Les Canucks ont compté le premier but des tirs de barrage quand Markus Granlund a déjoué le gardien Craig Anderson avec un superbe tir du revers. Celui-ci a cependant arrêté les quatre tirs suivants, permettant à Kyle Turris de créer l’égalité au troisième tir, puis à Stone de rompre l’égalité au cinquième tour.

Bobby Ryan et Alexandre Burrows, qui aurait pu jouer les héros à son retour à Vancouver, avaient été arrêtés auparavant. « J’ai été surpris oui et non d’être utilisé en fusillade, a confié Burrows après coup, lui qui a apprécié l’accueil que lui ont réservé les Canucks et leurs partisans. Mes statistiques en carrière sont bonnes (16 buts en 44 tentatives, 36 %). J’aurais aimé y aller contre un gardien qui ne me connaissait pas, il (Jacob Markstrom) connaissait plusieurs de mes feintes. Et je ne m’attendais pas à ce qu’il fasse un poke check. Heureusement, Turris a compté un gros but après moi. »

Stone n’avait compté qu’un but en huit tentatives en tirs de barrage avant de marquer après la tentative ratée de Tom Pyatt.

« On regarde les statistiques en fusillade, mais il faut aussi penser au moment. Il (Stone) veut la rondelle sur sa palette pour décider l’issue d’un match. Les gars comme Michael Jordan sont comme ça. Turris est comme ça aussi, dans les gros moments, il veut y aller. Il se lève alors que d’autres restent assis. Et là, j’ai senti que Stone voulait en finir. Je l’ai donc envoyé et il l’a fait », a relaté Boucher.

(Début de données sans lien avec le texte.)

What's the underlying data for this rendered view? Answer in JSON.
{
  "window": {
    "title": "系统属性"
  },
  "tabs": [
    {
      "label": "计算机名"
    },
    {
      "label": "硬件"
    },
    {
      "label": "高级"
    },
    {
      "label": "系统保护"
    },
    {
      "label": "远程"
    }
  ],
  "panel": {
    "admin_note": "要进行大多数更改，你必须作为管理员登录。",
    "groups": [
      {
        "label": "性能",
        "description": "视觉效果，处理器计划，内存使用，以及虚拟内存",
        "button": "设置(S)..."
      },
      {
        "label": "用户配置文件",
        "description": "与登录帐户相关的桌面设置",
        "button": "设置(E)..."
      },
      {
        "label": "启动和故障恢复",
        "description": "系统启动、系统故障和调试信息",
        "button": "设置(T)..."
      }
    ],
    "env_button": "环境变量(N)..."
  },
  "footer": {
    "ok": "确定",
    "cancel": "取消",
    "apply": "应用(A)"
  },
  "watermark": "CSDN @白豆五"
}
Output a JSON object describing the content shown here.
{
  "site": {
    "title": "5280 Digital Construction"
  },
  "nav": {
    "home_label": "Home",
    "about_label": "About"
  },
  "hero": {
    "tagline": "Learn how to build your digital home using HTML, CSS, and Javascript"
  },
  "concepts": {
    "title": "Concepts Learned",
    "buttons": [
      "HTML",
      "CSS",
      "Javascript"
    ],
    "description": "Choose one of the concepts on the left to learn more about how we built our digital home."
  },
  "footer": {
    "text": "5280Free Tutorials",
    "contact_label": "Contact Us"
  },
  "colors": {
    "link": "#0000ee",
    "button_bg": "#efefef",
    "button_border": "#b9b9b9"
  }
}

« On a confiance en notre gardien et nous avons plusieurs bons tireurs. On a gagné plusieurs de ces fusillades l’an passé, donc ce n’était qu’une question de temps avant qu’on en gagne une. Je ne suis pas le meilleur à ça, mais je me sentais en confiance lors de ce match, j’avais assez bien joué. J’étais prêt à y aller, j’étais excité, surtout parce que c’était une chance de gagner le match. Il fallait que je fasse le travail », a mentionné Stone.

« Les chiffres étaient en notre faveur, c’est une question de statistiques », a pour sa part dit Anderson après coup, lui qui n’a jamais caché son dédain pour le concours d’habiletés.

Ce match ne se serait cependant pas rendu en prolongation sans le gros but de Ryan Dzingel en début de troisième période, sur une superbe passe transversale de Bobby Ryan, qui avait auparavant accepté la passe de Jean-Gabriel Pageau. C’était le troisième but en deux matches à Vancouver de Dzingel. « Bobby m’avait fait de belles passes aussi pour mes deux buts de l’an passé. On dirait que nous avons une bonne connexion à Vancouver. C’était une bonne sensation pour moi ainsi que pour l’équipe d’aller chercher ce but », a noté l’attaquant américain.

Le dossier Turris avance

Alors que les Sénateurs étaient de passage dans sa province natale, le moment aurait pu être bien choisi pour annoncer une entente pour une prolongation de contrat avec le centre Kyle Turris. Mais au cours de son point de presse tenu mercredi matin à Vancouver, le DG Pierre Dorion a dit qu’il n’y a pas de presse pour régler ce dossier qui a récemment attiré l’attention des informateurs de TSN Darren Dreger et Bob McKenzie. « Il n’y a pas de panique, il reste huit mois avant qu’il devienne joueur autonome sans compensation. Nous croyons fermement qu’on peut s’entendre. Les pourparlers vont dans la bonne direction depuis qu’on a commencé à discuter (avec son agent) », a-t-il indiqué.

Décision à prendre

Dorion n’a pas caché que son club devra bientôt prendre des décisions concernant l’avenir immédiat de ses deux joueurs d’âge junior, Logan Brown et Alex Formenton, qui ont tous deux été laissés de côté mardi soir à Vancouver. « On y va au cas par cas. Avec Alex, il doit jouer, que ce soit ici ou dans le junior. On va réévaluer ça après ce voyage. On a toujours besoin d’un attaquant d’extra. Il avait mérité d’être ici, il a été un des 13 meilleurs attaquants de notre camp. Pour Logan, sa situation est similaire à Thomas Chabot (l’an passé). Il a dominé dans le junior et rester ici, pour quelque durée que ce soit, ne lui fera pas de mal. On pourrait être plus patient avec lui », a noté Dorion, qui devra rappeler un joueur de Belleville ou faire une transaction pour obtenir un attaquant si les deux sont renvoyés dans le junior.